Mrs McAleese, who is completing a doctorate in Catholic church law at a university in Rome, recalled the Holy See's 1995 statement to the UN Committee on the Rights of the Child that the Vatican City State was a childless workplace for church administrators where implementation of the convention did not arise.

That church report dwelt on how the treaty was being implemented in the universal church.

She then described how the Vatican told the monitoring committee's second review, which concluded in 2014 and which was dominated by questions about clerical child sexual abuse, that it was only obliged to implement the convention within Vatican City, a tiny city state which at that stage was home to a handful of children.

The Holy See argued that the most it could be expected to do outside the Vatican was to encourage people of goodwill to support the convention.

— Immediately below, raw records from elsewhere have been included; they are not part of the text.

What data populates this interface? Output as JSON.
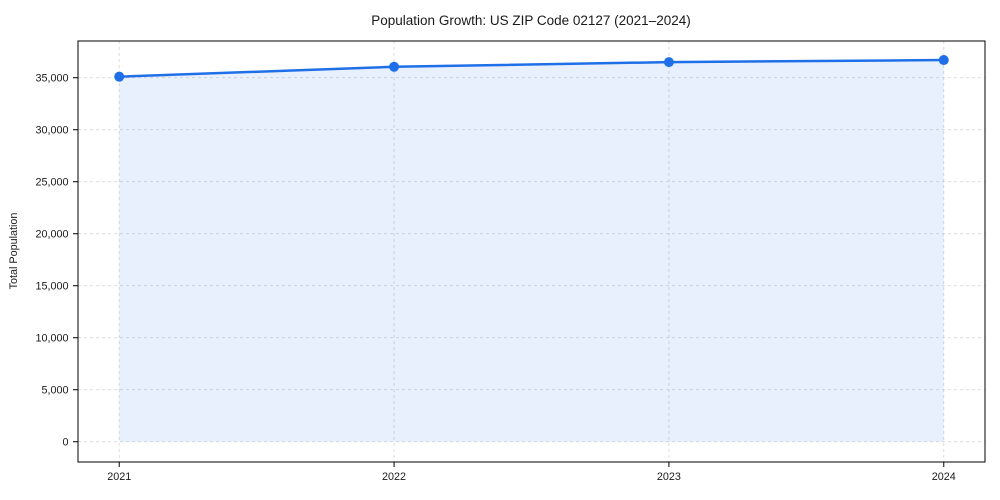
{
  "window": {
    "background": "#ffffff"
  },
  "chart_data": {
    "type": "line",
    "title": "Population Growth: US ZIP Code 02127 (2021–2024)",
    "xlabel": "",
    "ylabel": "Total Population",
    "x": [
      2021,
      2022,
      2023,
      2024
    ],
    "x_tick_labels": [
      "2021",
      "2022",
      "2023",
      "2024"
    ],
    "series": [
      {
        "name": "Total Population",
        "values": [
          35100,
          36050,
          36500,
          36700
        ]
      }
    ],
    "y_ticks": [
      0,
      5000,
      10000,
      15000,
      20000,
      25000,
      30000,
      35000
    ],
    "y_tick_labels": [
      "0",
      "5,000",
      "10,000",
      "15,000",
      "20,000",
      "25,000",
      "30,000",
      "35,000"
    ],
    "xlim": [
      2020.85,
      2024.15
    ],
    "ylim": [
      -1950,
      38530
    ],
    "grid": true,
    "grid_style": "dashed",
    "legend": false,
    "marker": "circle",
    "area_fill": true,
    "area_baseline": 0
  },
  "colors": {
    "line": "#1f70e8",
    "area_fill": "rgba(31,112,232,0.1)",
    "grid": "#d9d9d9",
    "axis": "#000000",
    "text": "#1a1a1a",
    "background": "#ffffff"
  }
}
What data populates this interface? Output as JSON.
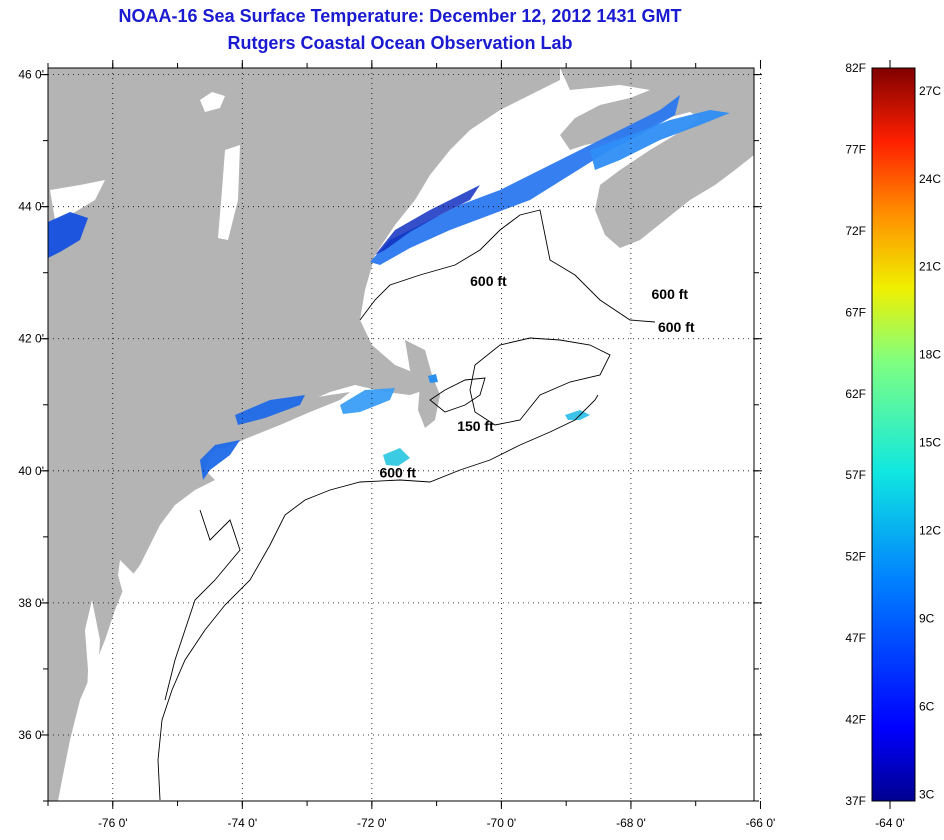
{
  "title": {
    "line1": "NOAA-16 Sea Surface Temperature:  December 12, 2012 1431 GMT",
    "line2": "Rutgers Coastal Ocean Observation Lab"
  },
  "axes": {
    "lat_labels": [
      "46 0'",
      "44 0'",
      "42 0'",
      "40 0'",
      "38 0'",
      "36 0'"
    ],
    "lon_labels": [
      "-76 0'",
      "-74 0'",
      "-72 0'",
      "-70 0'",
      "-68 0'",
      "-66 0'",
      "-64 0'"
    ],
    "lat_values": [
      46,
      44,
      42,
      40,
      38,
      36
    ],
    "lon_values": [
      -76,
      -74,
      -72,
      -70,
      -68,
      -66,
      -64
    ],
    "lat_range": [
      35,
      46.1
    ],
    "lon_range": [
      -77,
      -66.1
    ]
  },
  "contour_labels": [
    {
      "text": "600 ft",
      "lon": -70.2,
      "lat": 42.8
    },
    {
      "text": "600 ft",
      "lon": -67.4,
      "lat": 42.6
    },
    {
      "text": "600 ft",
      "lon": -67.3,
      "lat": 42.1
    },
    {
      "text": "150 ft",
      "lon": -70.4,
      "lat": 40.6
    },
    {
      "text": "600 ft",
      "lon": -71.6,
      "lat": 39.9
    }
  ],
  "colorbar": {
    "f_labels": [
      "82F",
      "77F",
      "72F",
      "67F",
      "62F",
      "57F",
      "52F",
      "47F",
      "42F",
      "37F"
    ],
    "c_labels": [
      "27C",
      "24C",
      "21C",
      "18C",
      "15C",
      "12C",
      "9C",
      "6C",
      "3C"
    ],
    "colors": {
      "cold": "#00008f",
      "cool": "#0060ff",
      "mid": "#10e8e0",
      "warm": "#f0f000",
      "hot": "#ff4000",
      "max": "#800000"
    }
  },
  "colors": {
    "land": "#b4b4b4",
    "ocean": "#ffffff",
    "title": "#1a1ad0"
  }
}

The former president asked why the Holy See is unwilling to implement the treaty within its own universal laws and teaching for the benefit of all its 300 million child members, given its willingness to act as a persuader for governments to implement the convention.

Speaking to the Royal Irish Academy in Dublin, she also accused senior Catholic officials of misleading the United Nations about the church's teaching on both corporal punishment and illegitimacy.

She said church representatives misled the UN committee four years ago when they stated that "on the international level, the Holy See does not promote corporal punishment" or use the term illegitimate.